Are expatriate workers in New Zealand protected by local employment law?

When an overseas employer has its staff working in New Zealand under their overseas employment contracts, does New Zealand employment law cover them?

This question was partially answered in the recent Supreme Court decision, Brown & Anor v New Zealand Basing Limited.

Flying overseas, but living in New Zealand

B and S are Cathay Pacific pilots and live in Auckland. They start and finish their tours of duty in Auckland but work entirely outside New Zealand. They are employed by New Zealand Basing Limited (NZB), a company incorporated overseas subsidiary of Cathay Pacific. Its only business is employing New Zealand based pilots.

The employment agreements between B and S and NZB stated that they were governed by the law of Hong Kong. This flowed from the historical arrangements under which these pilots had at one stage in fact been based in Hong Kong.

The employment agreements required the pilots to retire at 55. Hong Kong law does not prohibit discrimination by reason of age, New Zealand law does. Such a provision would be unlawfully discriminatory in New Zealand unless it fell within recognised exceptions.
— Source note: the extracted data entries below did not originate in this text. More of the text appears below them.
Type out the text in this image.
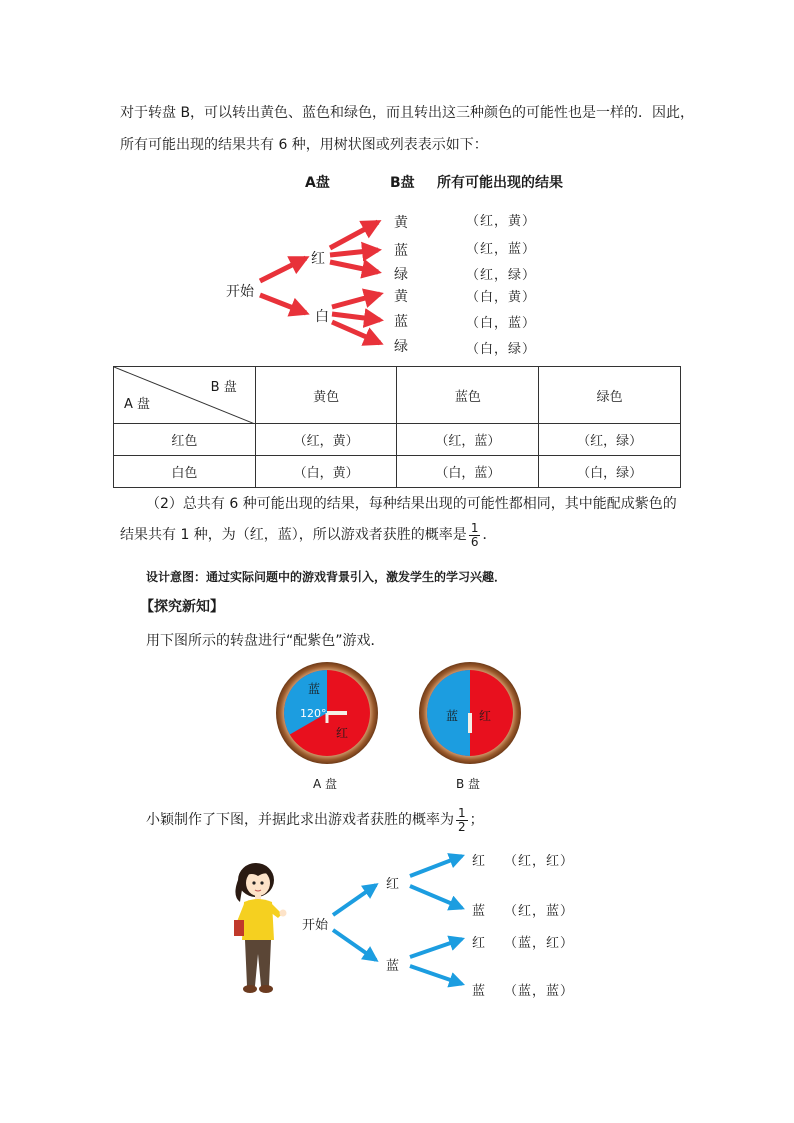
对于转盘 B，可以转出黄色、蓝色和绿色，而且转出这三种颜色的可能性也是一样的．因此，
所有可能出现的结果共有 6 种，用树状图或列表表示如下：
A盘	B盘 所有可能出现的结果
开始
红
白
黄
蓝
绿
黄
蓝
绿
（红，黄）
（红，蓝）
（红，绿）
（白，黄）
（白，蓝）
（白，绿）
B 盘
A 盘	黄色	蓝色	绿色
红色	（红，黄）	（红，蓝）	（红，绿）
白色	（白，黄）	（白，蓝）	（白，绿）
（2）总共有 6 种可能出现的结果，每种结果出现的可能性都相同，其中能配成紫色的
结果共有 1 种，为（红，蓝），所以游戏者获胜的概率是 $\frac{1}{6}$ ．
设计意图：通过实际问题中的游戏背景引入，激发学生的学习兴趣．
【探究新知】
用下图所示的转盘进行“配紫色”游戏．
蓝
120°
红
蓝 红
A 盘	B 盘
小颖制作了下图，并据此求出游戏者获胜的概率为 $\frac{1}{2}$ ；
开始
红
蓝
红
蓝
红
蓝
（红，红）
（红，蓝）
（蓝，红）
（蓝，蓝）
It is accepted in New Zealand that, generally speaking, the age of 65 is a recognised occupational qualification for international pilots.

NZB required B and S to retire at the age of 55. They said this was in conflict with New Zealand employment law, and specifically the age discrimination provisions of the Employment Relations Act 2000.
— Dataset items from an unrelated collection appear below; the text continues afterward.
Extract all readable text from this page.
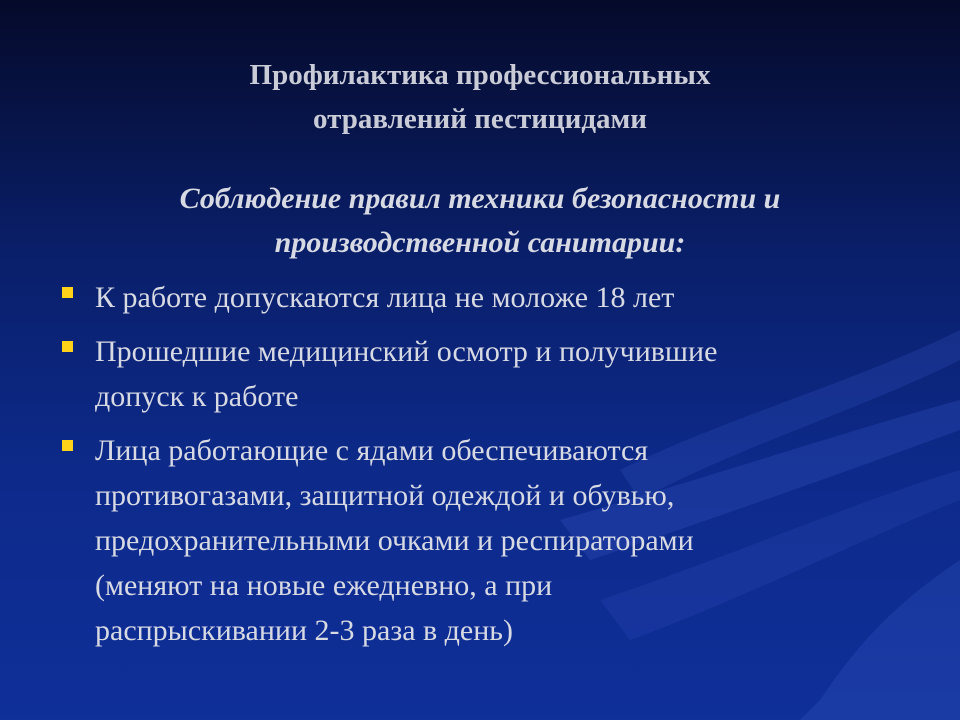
Профилактика профессиональных
отравлений пестицидами
Соблюдение правил техники безопасности и
производственной санитарии:
К работе допускаются лица не моложе 18 лет
Прошедшие медицинский осмотр и получившие
допуск к работе
Лица работающие с ядами обеспечиваются
противогазами, защитной одеждой и обувью,
предохранительными очками и респираторами
(меняют на новые ежедневно, а при
распрыскивании 2-3 раза в день)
B and S succeeded in their arguments in the Employment Court, failed in the Court of Appeal but succeeded again in the Supreme Court. The Supreme Court considered that the rights, which B and S complained had been infringed, were statutory -not contractual- rights. It followed that NZB could not evade the application of those rights by selecting the law of an overseas jurisdiction.

The rights were statutory rights, imposed by the various protective items of legislation provided for by New Zealand employment law.

But… can't parties choose the law they want to apply?

Normal conflict of laws principles primarily relate to the ability of parties to make an effective choice of law and choice of courts and, if they fail to make a choice, provide for rules to determine which jurisdiction's law will apply. But this was a different situation.

The rights asserted by B and S were the personal grievance rights provided for under the Employment Relations Act to complain of unlawful discrimination. These are statutory rights, not contractual. Had the rights been purely contractual, there was no reason why such claims should not be determined by reference to foreign law, if such law was the proper law of the contract. After reaching this conclusion, the Supreme Court looked not only at the nature of the statutory rights to bring a personal grievance for unlawful discrimination, but also at the provisions of the Employment Court Regulations 2000 which provide for service of Employment Court proceedings (and there are parallel provisions for the Employment Relations Authority) on overseas companies. There are no express territoriality limitations in the New Zealand employment legislation.

Nevertheless, the Supreme Court said that it would determine on a case-by-case basis whether the statutory rights under the Employment Relations Act 2000 apply to any particular claim. As just stated, it concluded that claims of this nature -a personal grievance for unlawful discrimination- did fall within the jurisdiction of the New Zealand courts.

The court also indicated that the rights to be free from sexual and racial harassment are also rights that are statutory, and not contractual rights.

In summary

The Employment Court has jurisdiction over employment agreements governed by foreign law.

The right not to be discriminated against applies to employment agreements governed by foreign law that are being performed in New Zealand. Similarly, the right to be free from sexual or racial harassment so applies. None of these rights are in any sense contractual so choice of another system of law is irrelevant. These rights will be breached by any conduct that occurs within New Zealand in relation to employment being performed in New Zealand.

This last point is worth repeating. The Supreme Court made it clear that the rights apply to conduct which occurs in New Zealand, regardless of where the employment contract was entered into, and regardless of the choice of law or the choice of courts which the parties made.

The Supreme Court specifically left undetermined whether the other personal grievance rights that are available under New Zealand employment law, in particular the right not to be unjustifiably dismissed, might apply in the case of an employee working in New Zealand under an employment agreement entered into overseas, and governed by overseas law.

Implications for overseas-based employers

An employer that engages staff overseas who will work in New Zealand, even if not all the time, and enters into employment agreements with such staff based on overseas law, must exercise significant caution.

It is clear that such staff have a right to complain of unlawful discrimination, or racial or sexual harassment, if such discrimination, or harassment, occurs during their employment in New Zealand.

What is not clear is whether such staff can bring a claim for unjustified dismissal under New Zealand employment law if they are dismissed during the course of their employment in New Zealand.

Employers who are based overseas and who engage staff who will work in New Zealand under overseas‑based employment documentation need to act carefully with regard to their conduct towards such staff while they work in New Zealand. Careful documentation can improve the situation, but, given the Supreme Court decision, documentation is not the only answer. The manner in which staff are dealt with while they are working in New Zealand will also be crucial.